Steve Witkoff e Jared Kushner haviam se reunido anteriormente com o presidente russo Vladimir Putin, em Moscou. Segundo informações divulgadas após o encontro, as conversas trataram de possíveis caminhos para uma solução diplomática do conflito.
Na sequência, a delegação americana viajou para a capital ucraniana para conversar com o presidente Volodymyr Zelensky.
A movimentação acontece em um momento de forte pressão diplomática. Washington tenta aproximar as posições de Moscou e Kiev, mas ainda existem diferenças importantes relacionadas principalmente a território, garantias de segurança e condições para um eventual acordo.
Apesar das declarações positivas sobre as conversas, não houve anúncio de um acordo definitivo ou de um cessar-fogo abrangente.
O governo ucraniano mantém a defesa de suas posições territoriais, enquanto a Rússia continua apresentando exigências que Kiev considera difíceis de aceitar.
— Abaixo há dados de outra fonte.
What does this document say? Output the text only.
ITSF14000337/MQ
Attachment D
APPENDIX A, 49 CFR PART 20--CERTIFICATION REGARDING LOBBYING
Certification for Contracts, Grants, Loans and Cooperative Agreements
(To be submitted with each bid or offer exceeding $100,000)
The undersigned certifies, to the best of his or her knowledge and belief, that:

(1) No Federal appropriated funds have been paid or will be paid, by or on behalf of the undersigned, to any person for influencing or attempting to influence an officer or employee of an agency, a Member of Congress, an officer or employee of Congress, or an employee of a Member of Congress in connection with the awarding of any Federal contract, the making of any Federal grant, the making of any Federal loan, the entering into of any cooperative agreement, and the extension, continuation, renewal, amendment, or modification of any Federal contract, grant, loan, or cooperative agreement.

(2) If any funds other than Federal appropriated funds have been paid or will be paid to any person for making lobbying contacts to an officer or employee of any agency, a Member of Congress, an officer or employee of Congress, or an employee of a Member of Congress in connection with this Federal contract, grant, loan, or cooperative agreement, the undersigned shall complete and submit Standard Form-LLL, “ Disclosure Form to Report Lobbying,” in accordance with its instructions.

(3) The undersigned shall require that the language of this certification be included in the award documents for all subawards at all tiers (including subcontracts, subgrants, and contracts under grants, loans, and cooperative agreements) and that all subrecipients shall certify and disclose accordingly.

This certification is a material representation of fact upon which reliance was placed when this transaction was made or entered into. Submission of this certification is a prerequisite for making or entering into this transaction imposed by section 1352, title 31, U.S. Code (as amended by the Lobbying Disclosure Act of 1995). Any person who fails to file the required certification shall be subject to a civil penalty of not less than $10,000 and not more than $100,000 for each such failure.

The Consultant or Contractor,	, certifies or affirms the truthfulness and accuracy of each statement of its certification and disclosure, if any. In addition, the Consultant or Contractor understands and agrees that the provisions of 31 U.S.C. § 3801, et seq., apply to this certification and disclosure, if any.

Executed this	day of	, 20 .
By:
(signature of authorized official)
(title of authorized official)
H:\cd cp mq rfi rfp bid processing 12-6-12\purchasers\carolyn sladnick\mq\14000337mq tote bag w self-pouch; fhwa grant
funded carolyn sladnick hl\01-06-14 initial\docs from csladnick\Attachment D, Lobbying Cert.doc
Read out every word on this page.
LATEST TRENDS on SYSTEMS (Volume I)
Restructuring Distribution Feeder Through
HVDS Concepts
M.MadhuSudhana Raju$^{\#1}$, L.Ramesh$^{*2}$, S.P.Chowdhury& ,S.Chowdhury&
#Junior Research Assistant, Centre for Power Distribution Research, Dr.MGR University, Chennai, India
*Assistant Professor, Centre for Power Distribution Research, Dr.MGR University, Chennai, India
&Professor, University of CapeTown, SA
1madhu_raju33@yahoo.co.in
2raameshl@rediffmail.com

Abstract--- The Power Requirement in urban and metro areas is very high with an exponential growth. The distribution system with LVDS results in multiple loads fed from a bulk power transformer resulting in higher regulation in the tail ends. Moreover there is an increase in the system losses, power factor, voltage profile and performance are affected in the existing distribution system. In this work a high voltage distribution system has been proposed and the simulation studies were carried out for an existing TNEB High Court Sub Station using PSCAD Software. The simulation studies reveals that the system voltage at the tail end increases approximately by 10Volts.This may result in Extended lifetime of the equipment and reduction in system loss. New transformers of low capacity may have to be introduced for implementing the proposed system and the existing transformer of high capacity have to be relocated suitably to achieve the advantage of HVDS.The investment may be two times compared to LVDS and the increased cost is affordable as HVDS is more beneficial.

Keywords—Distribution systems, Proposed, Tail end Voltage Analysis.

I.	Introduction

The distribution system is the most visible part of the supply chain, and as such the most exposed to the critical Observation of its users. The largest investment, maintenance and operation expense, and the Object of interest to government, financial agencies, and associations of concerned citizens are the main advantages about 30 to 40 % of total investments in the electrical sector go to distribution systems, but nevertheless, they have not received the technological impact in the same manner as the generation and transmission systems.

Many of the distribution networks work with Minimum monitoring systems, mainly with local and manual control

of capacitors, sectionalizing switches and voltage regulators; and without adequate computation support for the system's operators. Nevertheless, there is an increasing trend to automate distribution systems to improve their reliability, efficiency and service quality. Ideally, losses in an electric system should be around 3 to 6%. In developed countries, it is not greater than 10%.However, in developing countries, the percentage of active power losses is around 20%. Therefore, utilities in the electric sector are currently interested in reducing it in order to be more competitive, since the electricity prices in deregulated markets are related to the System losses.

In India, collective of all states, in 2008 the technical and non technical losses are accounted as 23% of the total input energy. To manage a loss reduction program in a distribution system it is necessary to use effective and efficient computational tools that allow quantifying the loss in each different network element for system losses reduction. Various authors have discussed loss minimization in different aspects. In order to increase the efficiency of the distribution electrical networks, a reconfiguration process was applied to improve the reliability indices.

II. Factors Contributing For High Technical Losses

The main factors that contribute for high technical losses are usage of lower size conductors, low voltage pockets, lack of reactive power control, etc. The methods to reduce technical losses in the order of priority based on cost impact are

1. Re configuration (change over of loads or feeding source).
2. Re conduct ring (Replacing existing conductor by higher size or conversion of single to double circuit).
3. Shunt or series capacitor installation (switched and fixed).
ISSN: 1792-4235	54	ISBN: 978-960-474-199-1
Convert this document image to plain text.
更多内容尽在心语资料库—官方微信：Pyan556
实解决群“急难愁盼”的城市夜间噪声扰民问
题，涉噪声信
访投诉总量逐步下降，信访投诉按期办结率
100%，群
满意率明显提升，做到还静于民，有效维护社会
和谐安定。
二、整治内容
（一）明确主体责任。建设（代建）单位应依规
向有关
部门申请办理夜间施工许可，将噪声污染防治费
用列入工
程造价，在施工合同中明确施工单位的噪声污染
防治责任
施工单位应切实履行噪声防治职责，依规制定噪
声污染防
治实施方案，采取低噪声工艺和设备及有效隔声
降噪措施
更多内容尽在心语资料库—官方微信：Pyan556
Para os Estados Unidos, o objetivo agora é transformar as conversas realizadas separadamente com os dois lados em uma nova rodada de negociações mais estruturada.
O cenário também permanece marcado pela continuidade dos ataques. Mesmo durante os esforços diplomáticos, Rússia e Ucrânia continuam registrando ações militares e ataques de longo alcance.
O resultado dessa nova iniciativa poderá ter impacto não apenas sobre a guerra, mas também sobre a segurança europeia, os mercados de energia e a relação entre Estados Unidos, Rússia e países europeus.
Por enquanto, a principal conclusão é que existe uma nova tentativa de negociação, mas ainda não há garantia de que Moscou e Kiev consigam chegar a um entendimento.